Friday, July 7, 2017

Kitty Hydration Station

It's been hot out lately, and not only is it important for you to always stay hydrated, but it's important for kitties too! They should get between 8-26 tablespoons of water a day depending on activity level and size.

Some of the signs that your cat isn't drinking enough water are dry gums, decreased skin elasticity, being lethargic (although with cats that's a tough one to notice, since they sleep so much), loss of appetite, and peeing less than normal. If you notice any of these signs take them to the vet because there's lots of consequences for not drinking enough water! They could get heat stroke, have diabetes, kidney disease, or a urinary tract infection.


I'm not just saying this, I know from experience. About 7 or 8 years ago we noticed our Vicktor peeing on our papasan chair. He slept on it all the time, but then out of the blue he started urinating on the cushion. That was very out of place for him. We took him to the vet and found out he had urinary crystals. We were told it's very common in male cats because of the way their internal urinary tract is curved. I'm so glad we caught his infection in time, better safe than sorry, (but we weren't able to save the chair ~ it was comfy too!). Ever since then, we give Vicktor a prescribed Cosequin caplet in his food daily to prevent bladder irratation. We also started adding water to his wet food to help him pee more and keep things moving. So yes, cats definitely need water too.

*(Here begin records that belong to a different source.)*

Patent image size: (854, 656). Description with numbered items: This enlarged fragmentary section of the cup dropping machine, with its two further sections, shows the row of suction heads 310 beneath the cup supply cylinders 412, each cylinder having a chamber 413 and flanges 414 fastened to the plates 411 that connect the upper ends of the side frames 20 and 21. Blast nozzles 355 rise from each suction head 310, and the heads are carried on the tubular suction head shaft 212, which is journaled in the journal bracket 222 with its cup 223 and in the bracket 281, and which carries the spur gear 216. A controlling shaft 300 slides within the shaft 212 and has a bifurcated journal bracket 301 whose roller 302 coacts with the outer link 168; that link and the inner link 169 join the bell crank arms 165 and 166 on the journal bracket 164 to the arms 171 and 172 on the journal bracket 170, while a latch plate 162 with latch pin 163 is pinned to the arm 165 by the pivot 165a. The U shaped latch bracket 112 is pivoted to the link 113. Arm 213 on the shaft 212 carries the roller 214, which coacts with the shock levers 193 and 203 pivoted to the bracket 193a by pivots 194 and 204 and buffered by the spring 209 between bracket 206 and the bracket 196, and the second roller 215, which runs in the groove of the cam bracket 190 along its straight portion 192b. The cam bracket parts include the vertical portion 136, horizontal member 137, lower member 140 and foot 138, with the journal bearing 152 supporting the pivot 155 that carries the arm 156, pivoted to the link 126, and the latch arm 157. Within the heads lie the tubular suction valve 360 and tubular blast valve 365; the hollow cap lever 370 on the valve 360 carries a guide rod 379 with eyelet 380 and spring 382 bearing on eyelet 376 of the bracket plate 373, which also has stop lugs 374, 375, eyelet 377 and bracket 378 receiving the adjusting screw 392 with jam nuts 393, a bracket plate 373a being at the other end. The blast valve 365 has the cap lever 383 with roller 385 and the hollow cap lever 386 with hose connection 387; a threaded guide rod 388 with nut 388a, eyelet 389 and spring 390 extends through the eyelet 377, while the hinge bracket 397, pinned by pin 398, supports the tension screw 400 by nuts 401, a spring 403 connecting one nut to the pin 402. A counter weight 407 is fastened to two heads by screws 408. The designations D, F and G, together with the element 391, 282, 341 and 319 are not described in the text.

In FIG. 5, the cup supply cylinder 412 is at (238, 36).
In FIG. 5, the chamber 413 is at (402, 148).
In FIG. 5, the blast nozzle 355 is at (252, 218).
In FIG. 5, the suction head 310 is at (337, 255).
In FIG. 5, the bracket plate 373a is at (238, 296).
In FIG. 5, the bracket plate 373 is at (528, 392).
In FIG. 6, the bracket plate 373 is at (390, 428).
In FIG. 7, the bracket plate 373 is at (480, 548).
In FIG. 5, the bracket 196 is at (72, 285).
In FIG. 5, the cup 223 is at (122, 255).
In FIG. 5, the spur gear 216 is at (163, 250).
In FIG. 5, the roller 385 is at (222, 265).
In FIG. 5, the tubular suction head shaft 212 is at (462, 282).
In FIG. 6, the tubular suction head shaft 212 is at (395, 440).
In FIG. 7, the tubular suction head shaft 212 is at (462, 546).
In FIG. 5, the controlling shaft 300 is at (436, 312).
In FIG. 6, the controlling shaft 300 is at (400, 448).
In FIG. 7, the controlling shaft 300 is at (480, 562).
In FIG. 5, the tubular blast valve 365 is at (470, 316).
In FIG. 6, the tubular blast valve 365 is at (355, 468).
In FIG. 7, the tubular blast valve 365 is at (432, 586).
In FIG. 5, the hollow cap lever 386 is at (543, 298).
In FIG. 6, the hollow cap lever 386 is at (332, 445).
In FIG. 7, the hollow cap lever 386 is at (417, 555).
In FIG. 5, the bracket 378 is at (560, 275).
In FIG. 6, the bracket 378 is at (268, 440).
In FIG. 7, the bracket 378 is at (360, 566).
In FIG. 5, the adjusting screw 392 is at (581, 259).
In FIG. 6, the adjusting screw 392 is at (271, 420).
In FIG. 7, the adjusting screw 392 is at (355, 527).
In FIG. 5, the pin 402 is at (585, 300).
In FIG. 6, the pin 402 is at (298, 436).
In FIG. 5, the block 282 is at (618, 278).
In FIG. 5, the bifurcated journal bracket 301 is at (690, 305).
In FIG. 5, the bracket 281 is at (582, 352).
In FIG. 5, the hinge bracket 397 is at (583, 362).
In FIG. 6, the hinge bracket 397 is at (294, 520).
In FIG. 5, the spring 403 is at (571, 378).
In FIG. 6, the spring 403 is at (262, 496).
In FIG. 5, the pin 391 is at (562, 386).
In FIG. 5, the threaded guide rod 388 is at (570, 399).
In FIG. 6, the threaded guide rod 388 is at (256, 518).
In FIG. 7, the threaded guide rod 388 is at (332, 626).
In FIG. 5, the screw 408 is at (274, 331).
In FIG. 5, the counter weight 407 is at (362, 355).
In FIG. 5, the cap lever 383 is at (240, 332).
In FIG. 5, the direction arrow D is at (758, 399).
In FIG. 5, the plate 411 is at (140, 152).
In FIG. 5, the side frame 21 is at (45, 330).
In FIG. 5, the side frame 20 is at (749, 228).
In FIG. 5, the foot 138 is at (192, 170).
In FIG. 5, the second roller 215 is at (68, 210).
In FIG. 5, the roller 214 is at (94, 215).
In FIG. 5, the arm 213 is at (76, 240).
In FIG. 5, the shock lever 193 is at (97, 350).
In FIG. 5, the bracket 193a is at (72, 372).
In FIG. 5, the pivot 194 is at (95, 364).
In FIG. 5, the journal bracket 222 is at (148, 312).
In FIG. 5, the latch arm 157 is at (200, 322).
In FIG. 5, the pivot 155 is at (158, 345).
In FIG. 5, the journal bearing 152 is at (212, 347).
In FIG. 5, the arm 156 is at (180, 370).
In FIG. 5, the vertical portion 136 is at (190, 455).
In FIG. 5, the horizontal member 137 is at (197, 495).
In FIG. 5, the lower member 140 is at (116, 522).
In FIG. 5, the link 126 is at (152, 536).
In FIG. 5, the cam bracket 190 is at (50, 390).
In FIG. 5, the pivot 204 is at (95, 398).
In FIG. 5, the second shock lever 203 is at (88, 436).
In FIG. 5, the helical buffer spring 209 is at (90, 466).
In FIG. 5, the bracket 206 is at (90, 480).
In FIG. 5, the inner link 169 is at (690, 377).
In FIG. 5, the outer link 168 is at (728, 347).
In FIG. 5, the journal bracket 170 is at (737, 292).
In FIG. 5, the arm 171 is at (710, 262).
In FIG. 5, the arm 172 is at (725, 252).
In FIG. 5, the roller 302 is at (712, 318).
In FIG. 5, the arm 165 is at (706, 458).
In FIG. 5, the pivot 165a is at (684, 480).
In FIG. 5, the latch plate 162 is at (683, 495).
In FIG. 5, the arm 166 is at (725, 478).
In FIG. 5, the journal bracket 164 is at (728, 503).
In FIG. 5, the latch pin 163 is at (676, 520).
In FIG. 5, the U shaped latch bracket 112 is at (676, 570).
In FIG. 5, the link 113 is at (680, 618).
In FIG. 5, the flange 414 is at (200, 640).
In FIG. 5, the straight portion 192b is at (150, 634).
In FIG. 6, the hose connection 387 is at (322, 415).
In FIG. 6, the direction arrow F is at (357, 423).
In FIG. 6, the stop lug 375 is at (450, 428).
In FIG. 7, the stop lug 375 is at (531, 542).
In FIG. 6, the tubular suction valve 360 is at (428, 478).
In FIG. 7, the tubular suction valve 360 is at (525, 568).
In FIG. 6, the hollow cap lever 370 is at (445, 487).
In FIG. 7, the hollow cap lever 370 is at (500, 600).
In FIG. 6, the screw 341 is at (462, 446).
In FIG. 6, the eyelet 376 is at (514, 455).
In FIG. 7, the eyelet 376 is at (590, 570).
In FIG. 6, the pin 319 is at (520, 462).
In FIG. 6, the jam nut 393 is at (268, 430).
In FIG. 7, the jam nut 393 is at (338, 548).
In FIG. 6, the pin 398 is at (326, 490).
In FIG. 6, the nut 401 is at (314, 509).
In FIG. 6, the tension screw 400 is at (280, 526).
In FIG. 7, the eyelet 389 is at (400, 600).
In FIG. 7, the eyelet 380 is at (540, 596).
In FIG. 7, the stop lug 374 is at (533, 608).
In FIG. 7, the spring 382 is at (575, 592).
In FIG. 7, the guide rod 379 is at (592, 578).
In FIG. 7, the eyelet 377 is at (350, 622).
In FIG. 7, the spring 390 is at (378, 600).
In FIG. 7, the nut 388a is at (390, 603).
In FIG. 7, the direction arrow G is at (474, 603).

Some tips to get your cat to drink water...

1. Put out one bowl of water per cat. Most prefer shallow bowls that fit their whiskers, although some like sticking their head in a glass of water, so put out a couple different sizes and see what works.

2. The bowl should be glass, ceramic, or stainless steel because plastic can harbour bacteria and make the water smell funny to cats. Plastic bowls can even cause feline acne. They have tons of cute options out there that aren't plastic.

3. Speaking of smell funny, if you give them tap water, the fluoride might smell and taste funny so try filtered water.

4. If that doesn't work, get a running water fountain bowl like this one, or keep water running from a faucet. Cats can hear it and some that are used to be outdoors, instinctively they think running water is safer than stagnant water. (Funny story, Ginger hopped up on my lap one day and the top of her head was wet. We found out she stands under the tap that drips in the utility sink in the basement and takes a "shower".)


5. Add water to wet food for even more moisture. We do this with Vicktor and it helps.

6. Try adding low-fat and low-sodium broth, or tuna juice from canned tuna to their water dish. Even though it's not water, it fluid.

7. Make broth ice cubes and add them to their water or even regular ice cubes might peak their curiosity and encourage them to drink more.

8. Try cold water, some cats don't like it room temperature.

9. Make sure the bowls aren't tucked in a corner where your cat can feel vulnerable and has to have it's back to the space or can't get out. It helps to place several around.

10. Always make sure the water bowl is filled and clean. Wash it at least daily. (Vicktor likes to stick his paw in the water first and lick it to test it, so the water can sometimes get dirty quickly. Always check. He'll also do that if you leave a glass unattended too!)

Like kitty litter and litter boxes, you have to experiment to see what your cat likes. Vicktor and Ginger are a little odd in that they will only drink from one bowl. We've put of different ones around the house, but they both will only drink from the one, so we just make sure it's full and clean.

Find a good method for hydrating your cat, in the long run you'll be glad you did!